Characterization of human polymorphic DNA repair methyltransferase.

Abstract

The O6-methylguanine-DNA methyltransferase (MGMT) is a critical defence against alkylation-induced mutagenesis and carcinogenesis. More than a 20-fold interindividual difference in the MGMT activity is known to exist among human cultured fibroblasts. We previously reported three allelic variants of the human MGMT gene, namely V1, V2, and V3. Both V1 and V2 carry amino acid substitutions, Leu84Phe and Trp65Cys, respectively, while V3 has a silent mutation. In order to reveal the pharmacogenetic and ecogenetic significance of polymorphism in the human MGMT gene, we investigated the in-vivo characteristics of V1 and V2 methyltransferase enzyme. Escherichia coli strain KT233 (ogt-, ada-) and mer- HeLa MR cells carrying a V1 sequence exhibited almost the same level of sensitivity against N-methyl-N'-nitro-N-nitrosoguanidine (MNNG), as did those with a wild-type sequence. The level of methyltransferase protein in those cells was essentially the same as for the wild-type and V1 samples. On the other hand, E. coli and human cells expressing V2 cDNA showed a significantly reduced level of survival.
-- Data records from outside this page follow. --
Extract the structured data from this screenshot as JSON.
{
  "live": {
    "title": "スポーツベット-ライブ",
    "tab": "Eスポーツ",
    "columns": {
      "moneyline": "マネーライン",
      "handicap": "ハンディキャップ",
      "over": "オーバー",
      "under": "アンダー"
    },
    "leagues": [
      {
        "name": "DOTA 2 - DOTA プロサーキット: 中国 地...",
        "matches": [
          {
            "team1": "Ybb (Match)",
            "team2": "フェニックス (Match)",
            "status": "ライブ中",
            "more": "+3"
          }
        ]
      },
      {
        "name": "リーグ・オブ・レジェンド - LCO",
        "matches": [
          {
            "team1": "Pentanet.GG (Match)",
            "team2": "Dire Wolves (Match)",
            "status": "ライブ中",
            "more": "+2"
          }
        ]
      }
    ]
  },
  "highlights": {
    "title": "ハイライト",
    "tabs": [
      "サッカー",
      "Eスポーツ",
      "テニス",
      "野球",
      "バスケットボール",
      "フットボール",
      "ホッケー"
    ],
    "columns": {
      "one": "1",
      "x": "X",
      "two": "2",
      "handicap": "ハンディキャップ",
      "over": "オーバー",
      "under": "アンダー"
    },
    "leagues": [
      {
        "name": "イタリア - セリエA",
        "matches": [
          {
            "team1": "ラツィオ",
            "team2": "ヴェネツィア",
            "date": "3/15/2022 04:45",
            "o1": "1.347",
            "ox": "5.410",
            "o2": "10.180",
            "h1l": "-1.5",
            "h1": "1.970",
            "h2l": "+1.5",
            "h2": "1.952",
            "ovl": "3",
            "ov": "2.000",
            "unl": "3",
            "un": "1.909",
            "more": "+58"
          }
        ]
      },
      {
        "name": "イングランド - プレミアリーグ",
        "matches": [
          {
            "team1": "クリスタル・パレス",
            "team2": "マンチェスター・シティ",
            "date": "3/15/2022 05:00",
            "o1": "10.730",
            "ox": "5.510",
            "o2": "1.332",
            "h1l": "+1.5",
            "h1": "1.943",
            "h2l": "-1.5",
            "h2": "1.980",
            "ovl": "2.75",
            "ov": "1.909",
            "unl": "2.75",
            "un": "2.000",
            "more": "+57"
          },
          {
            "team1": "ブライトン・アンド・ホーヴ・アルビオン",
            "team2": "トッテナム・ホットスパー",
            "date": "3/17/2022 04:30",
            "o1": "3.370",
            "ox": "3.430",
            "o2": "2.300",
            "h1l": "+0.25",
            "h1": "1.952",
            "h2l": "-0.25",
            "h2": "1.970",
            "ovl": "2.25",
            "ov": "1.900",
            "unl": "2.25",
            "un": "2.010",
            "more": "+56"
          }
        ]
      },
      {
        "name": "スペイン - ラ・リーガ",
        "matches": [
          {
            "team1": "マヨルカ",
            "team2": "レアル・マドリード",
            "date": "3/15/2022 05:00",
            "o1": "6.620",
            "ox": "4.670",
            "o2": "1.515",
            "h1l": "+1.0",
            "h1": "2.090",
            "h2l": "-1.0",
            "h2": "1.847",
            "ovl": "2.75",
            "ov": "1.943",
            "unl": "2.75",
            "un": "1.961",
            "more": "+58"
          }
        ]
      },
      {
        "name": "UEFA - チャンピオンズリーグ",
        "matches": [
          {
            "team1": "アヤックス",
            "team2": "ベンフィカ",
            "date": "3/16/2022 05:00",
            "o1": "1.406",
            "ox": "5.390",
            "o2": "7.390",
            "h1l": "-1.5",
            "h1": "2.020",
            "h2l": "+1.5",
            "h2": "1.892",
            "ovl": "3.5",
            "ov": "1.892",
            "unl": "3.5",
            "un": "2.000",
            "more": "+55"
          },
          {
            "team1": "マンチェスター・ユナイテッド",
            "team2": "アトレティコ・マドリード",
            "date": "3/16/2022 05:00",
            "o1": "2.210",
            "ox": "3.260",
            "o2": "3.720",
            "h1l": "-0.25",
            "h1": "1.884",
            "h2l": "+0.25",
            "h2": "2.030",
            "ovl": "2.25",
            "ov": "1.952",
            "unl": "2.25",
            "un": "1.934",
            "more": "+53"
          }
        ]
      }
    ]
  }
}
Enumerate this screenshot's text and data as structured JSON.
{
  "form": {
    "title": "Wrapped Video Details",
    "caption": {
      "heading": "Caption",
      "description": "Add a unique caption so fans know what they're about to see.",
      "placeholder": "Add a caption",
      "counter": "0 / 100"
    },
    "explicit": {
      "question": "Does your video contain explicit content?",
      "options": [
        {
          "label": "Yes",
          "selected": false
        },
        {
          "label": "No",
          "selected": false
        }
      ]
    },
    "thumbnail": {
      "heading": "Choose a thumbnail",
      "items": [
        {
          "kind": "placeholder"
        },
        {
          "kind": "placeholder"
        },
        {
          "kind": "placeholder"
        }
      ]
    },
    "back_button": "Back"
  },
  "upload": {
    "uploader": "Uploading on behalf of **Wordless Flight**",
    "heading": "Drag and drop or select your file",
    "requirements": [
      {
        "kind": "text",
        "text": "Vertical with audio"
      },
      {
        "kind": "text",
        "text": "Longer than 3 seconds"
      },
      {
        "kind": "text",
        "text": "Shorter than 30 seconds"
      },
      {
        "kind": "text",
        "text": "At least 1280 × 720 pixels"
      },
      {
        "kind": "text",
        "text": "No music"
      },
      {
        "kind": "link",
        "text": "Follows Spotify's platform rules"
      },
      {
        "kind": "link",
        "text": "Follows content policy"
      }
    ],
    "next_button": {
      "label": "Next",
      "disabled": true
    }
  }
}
In these cells, V2 protein was hardly detected, even though mRNA was produced normally. An in-vitro translation experiment revealed that the V2 sequence had the potential to produce methyltransferase protein, as did the wild-type and V1 sequences. There was also evidence for a small amount of V2 protein being produced but rapidly degraded, thus implying that the V2 molecule is unstable in vivo. Using purified recombinant proteins, we estimated the kinetic values of wild-type and variant form of enzymes, which would support these views. From these results, we concluded that the wild-type and V1 protein have similar enzymatic and physicochemical properties, while V2 protein is considered to be unstable and rare.